Personal information
- Full name: John Tickell
- Born: 29 January 1945 (age 81)
- Original team: University Blues
- Height: 185 cm (6 ft 1 in)
- Weight: 80 kg (176 lb)

Playing career^{1}
- Years: Club / Games (Goals)
- 1965–1966: Hawthorn / 18 (2)
- ^{1} Playing statistics correct to the end of 1966.

= John Tickell =

Dr. John Tickell (born 29 January 1945) is an Australian doctor, businessman, author, former athlete and speaker.
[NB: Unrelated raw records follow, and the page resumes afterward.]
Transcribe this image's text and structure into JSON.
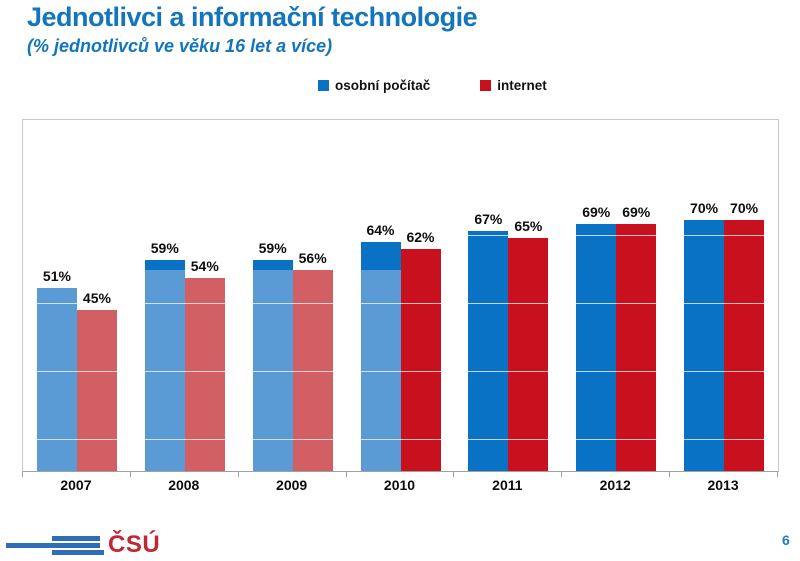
{
  "slide": {
    "title": "Jednotlivci a informační technologie",
    "subtitle": "(% jednotlivců ve věku 16 let a více)",
    "page_number": "6"
  },
  "logo": {
    "text": "ČSÚ",
    "stripes_color": "#2f6eb6",
    "text_color": "#c22533"
  },
  "colors": {
    "title_blue": "#1375bd",
    "page_number_blue": "#1e7bc4",
    "pc_dark": "#0a72c5",
    "pc_light": "#5a9bd5",
    "net_dark": "#c8101e",
    "net_light": "#d15f63",
    "frame_border": "#c9c9c9",
    "axis_line": "#a0a0a0",
    "label_black": "#0d0d0d"
  },
  "legend": {
    "items": [
      {
        "label": "osobní počítač",
        "series": "pc"
      },
      {
        "label": "internet",
        "series": "net"
      }
    ]
  },
  "chart_data": {
    "type": "bar",
    "title": "Jednotlivci a informační technologie",
    "subtitle": "(% jednotlivců ve věku 16 let a více)",
    "categories": [
      "2007",
      "2008",
      "2009",
      "2010",
      "2011",
      "2012",
      "2013"
    ],
    "series": [
      {
        "name": "osobní počítač",
        "values": [
          51,
          59,
          59,
          64,
          67,
          69,
          70
        ]
      },
      {
        "name": "internet",
        "values": [
          45,
          54,
          56,
          62,
          65,
          69,
          70
        ]
      }
    ],
    "value_label_format": "{v}%",
    "bar_styles": [
      {
        "year": "2007",
        "pc": "light",
        "pc_dark_cap_from": null,
        "net": "light"
      },
      {
        "year": "2008",
        "pc": "light",
        "pc_dark_cap_from": 56,
        "net": "light"
      },
      {
        "year": "2009",
        "pc": "light",
        "pc_dark_cap_from": 56,
        "net": "light"
      },
      {
        "year": "2010",
        "pc": "light",
        "pc_dark_cap_from": 56,
        "net": "dark"
      },
      {
        "year": "2011",
        "pc": "dark",
        "pc_dark_cap_from": null,
        "net": "dark"
      },
      {
        "year": "2012",
        "pc": "dark",
        "pc_dark_cap_from": null,
        "net": "dark"
      },
      {
        "year": "2013",
        "pc": "dark",
        "pc_dark_cap_from": null,
        "net": "dark"
      }
    ],
    "ylim": [
      0,
      98
    ],
    "gridlines_y_values": [
      9,
      28,
      47,
      66
    ],
    "grid": "faint white horizontal lines drawn over bars",
    "legend_position": "top-center",
    "xlabel": "",
    "ylabel": ""
  }
}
In his younger days, Tickell played Australian rules football, first with the University Blues team and later with the Hawthorn Football Club in the Victorian Football League (now known as the AFL). In a brief career spanning 1965–66, he played 18 games with the Hawks for 2 goals. During this time he graduated from the University of Melbourne with a degree in medicine.

Tickell later became a general practitioner, obstetrician and a specialist practitioner in sports medicine. He has written several books, the most notable being The Great Australian Diet and Laughter, Sex, Vegetables & Fish. He has also appeared on television shows such as Celebrity Overhaul providing advice on healthier lifestyle.

Among his business achievements including the collaboration with Jack Nicklaus in creating the Heritage Golf and Residential Country Club in Victoria. He has also appeared as a public speaker on issues such as how to turn stress into success and how to live a longer, healthier life.